Position values are in pixels, where 1 pixel = 1/16 of a block. Rotations are in degrees.

The Bedrock client live-reloads attachable JSON without a relaunch. If a Bedrock test client is logged in, change the value, run /rspm reload, and the next Bedrock-join (or in some cases the same connected player after a small in-world action that re-binds the attachable) shows the new offset. Iterate until it looks right.

Debug Logging

Two debug surfaces are available:

  • Backend: bedrockConverterDebug: true in config.yml turns on per-item, per-attachable, per-mapping log lines from the converter.
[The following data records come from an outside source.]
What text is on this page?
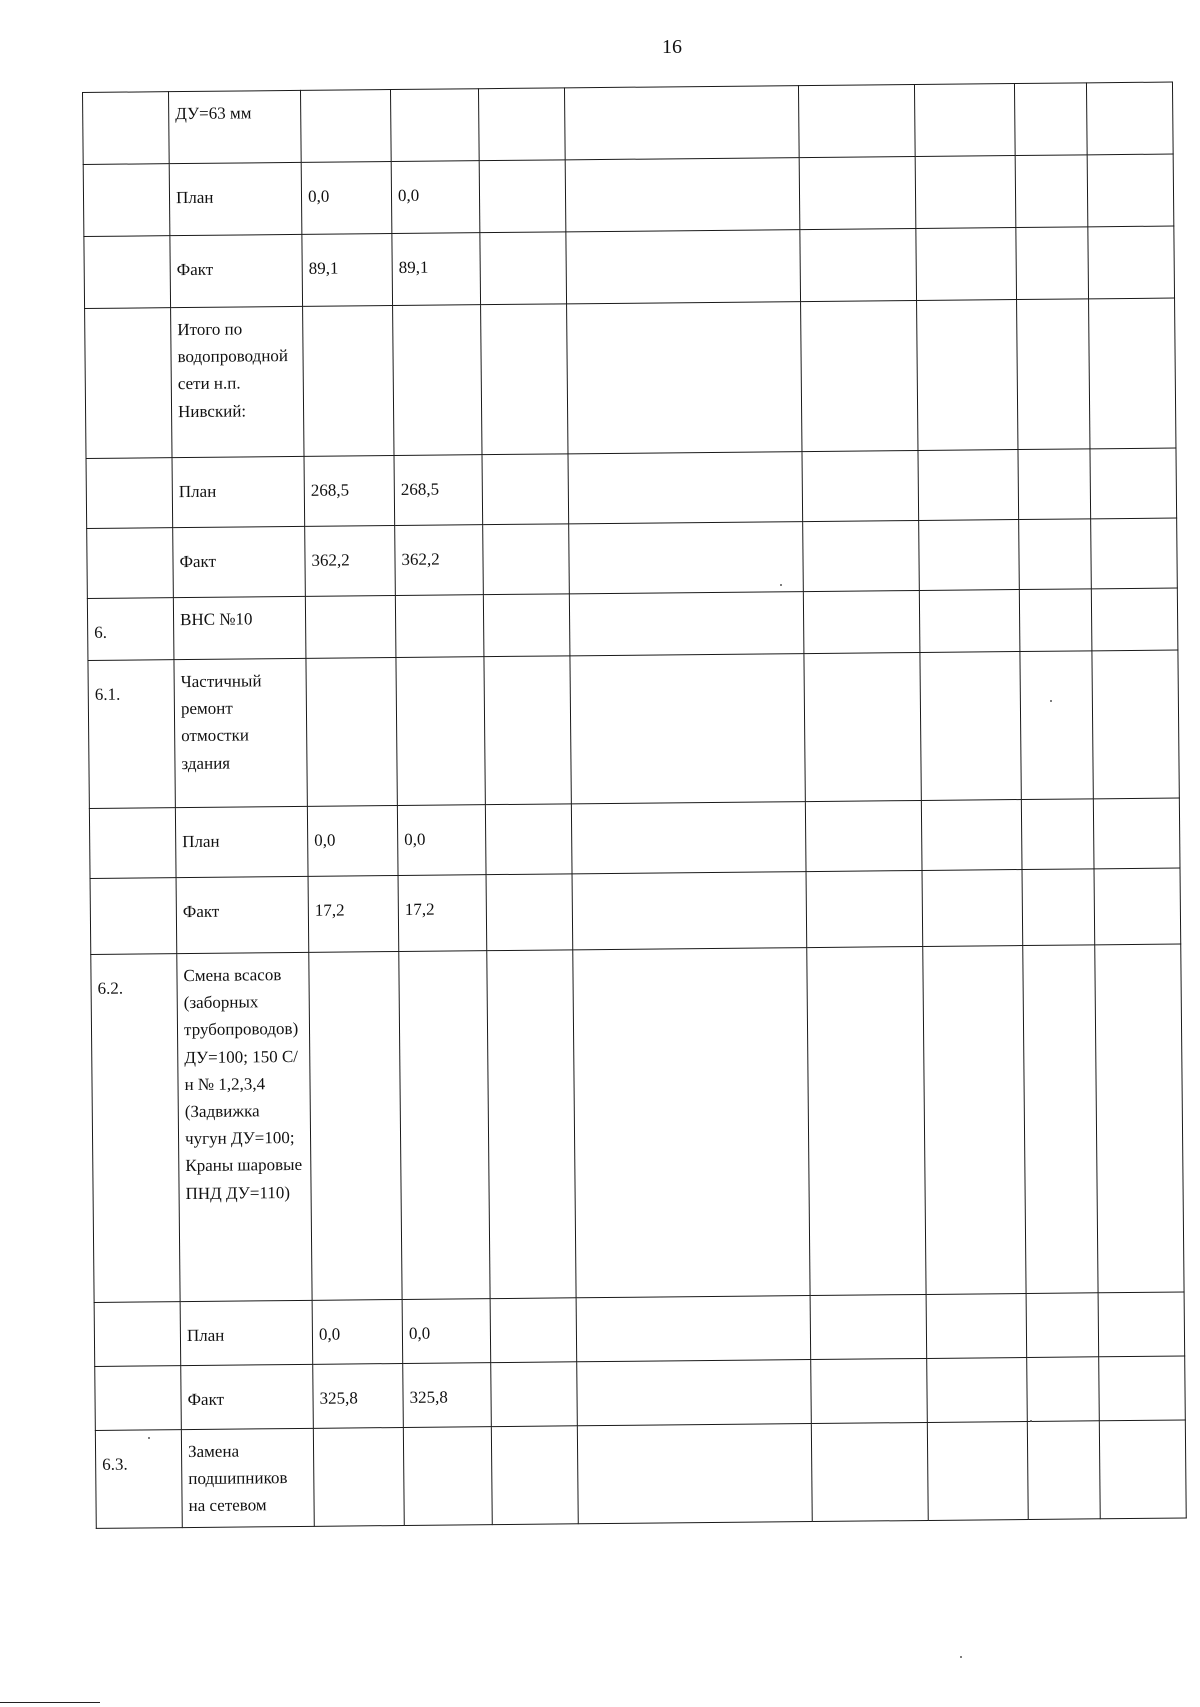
16
	ДУ=63 мм								
	План	0,0	0,0						
	Факт	89,1	89,1						
	Итого по водопроводной сети н.п. Нивский:								
	План	268,5	268,5						
	Факт	362,2	362,2						
6.	ВНС №10								
6.1.	Частичный ремонт отмостки здания								
	План	0,0	0,0						
	Факт	17,2	17,2						
6.2.	Смена всасов (заборных трубопроводов) ДУ=100; 150 С/н № 1,2,3,4 (Задвижка чугун ДУ=100; Краны шаровые ПНД ДУ=110)								
	План	0,0	0,0						
	Факт	325,8	325,8						
6.3.	Замена подшипников на сетевом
Useful when you need to know why a specific item didn't make it into the Bedrock pack.
  • Proxy (Velocity and BungeeCord): /rspm debug bedrock on toggles the [RSPM-BedrockDebug] log stream emitted by the proxy's GeyserBinder. Useful when Bedrock players join the proxy but don't see the pack. The setting resets to off on proxy restart so it can't accidentally be left on.
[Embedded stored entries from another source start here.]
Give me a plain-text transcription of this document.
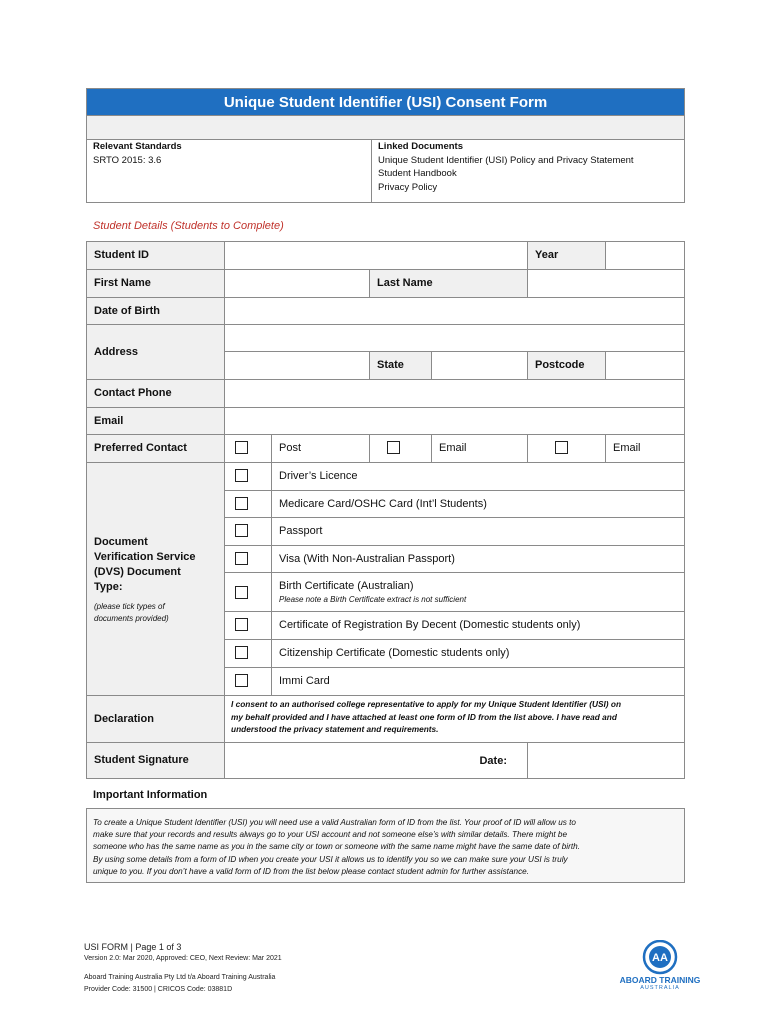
Unique Student Identifier (USI) Consent Form
Relevant Standards
SRTO 2015: 3.6
Linked Documents
Unique Student Identifier (USI) Policy and Privacy Statement
Student Handbook
Privacy Policy
Student Details (Students to Complete)
Student ID	Year
First Name	Last Name
Date of Birth
Address
State	Postcode
Contact Phone
Email
Preferred Contact	Post	Email	Email
Document
Verification Service
(DVS) Document
Type:
(please tick types of
documents provided)
Driver’s Licence
Medicare Card/OSHC Card (Int’l Students)
Passport
Visa (With Non-Australian Passport)
Birth Certificate (Australian)
Please note a Birth Certificate extract is not sufficient
Certificate of Registration By Decent (Domestic students only)
Citizenship Certificate (Domestic students only)
Immi Card
Declaration
I consent to an authorised college representative to apply for my Unique Student Identifier (USI) on
my behalf provided and I have attached at least one form of ID from the list above. I have read and
understood the privacy statement and requirements.
Student Signature	Date:
Important Information
To create a Unique Student Identifier (USI) you will need use a valid Australian form of ID from the list. Your proof of ID will allow us to
make sure that your records and results always go to your USI account and not someone else’s with similar details. There might be
someone who has the same name as you in the same city or town or someone with the same name might have the same date of birth.
By using some details from a form of ID when you create your USI it allows us to identify you so we can make sure your USI is truly
unique to you. If you don’t have a valid form of ID from the list below please contact student admin for further assistance.
USI FORM | Page 1 of 3
Version 2.0: Mar 2020, Approved: CEO, Next Review: Mar 2021
Aboard Training Australia Pty Ltd t/a Aboard Training Australia
Provider Code: 31500 | CRICOS Code: 03881D
AA
ABOARD TRAINING
AUSTRALIA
Limitations and Known Behaviour

  • 3D inventory icons are software-rendered from the Java model's display.gui transform. The render is reasonable but not pixel-perfect; if the icon looks wrong, the most common cause is a missing/misnamed texture file referenced by the model.
  • Flipbook textures used as item icons are cropped to frame 0 — Bedrock's item_texture.json doesn't support animated icons, only animated block/terrain textures via flipbook_textures.json.
  • Attachable geometry format version is fixed at 1.21.0; update Geyser if your installation can't parse it.
  • Legacy vanilla item-model override files (anything under assets/minecraft/models/item/, including shield.json and crossbow.json) are merged across packs rather than letting one pack win outright: only the overrides arrays are combined (deduplicated by override key), while non-override fields stay higher-priority-wins. No file is singled out for special treatment.
  • If the converter cannot resolve a referenced texture or model file, that leaf is skipped and a [BedrockConverter] warning is logged (or a debug line if bedrockConverterDebug is on); the rest of the pipeline continues.
  • When the merged pack contains zero convertible items, no Bedrock pack is emitted at all and any previous-run output is deleted. RSPM does not ship a useless ~22 KB empty pack with a prompt.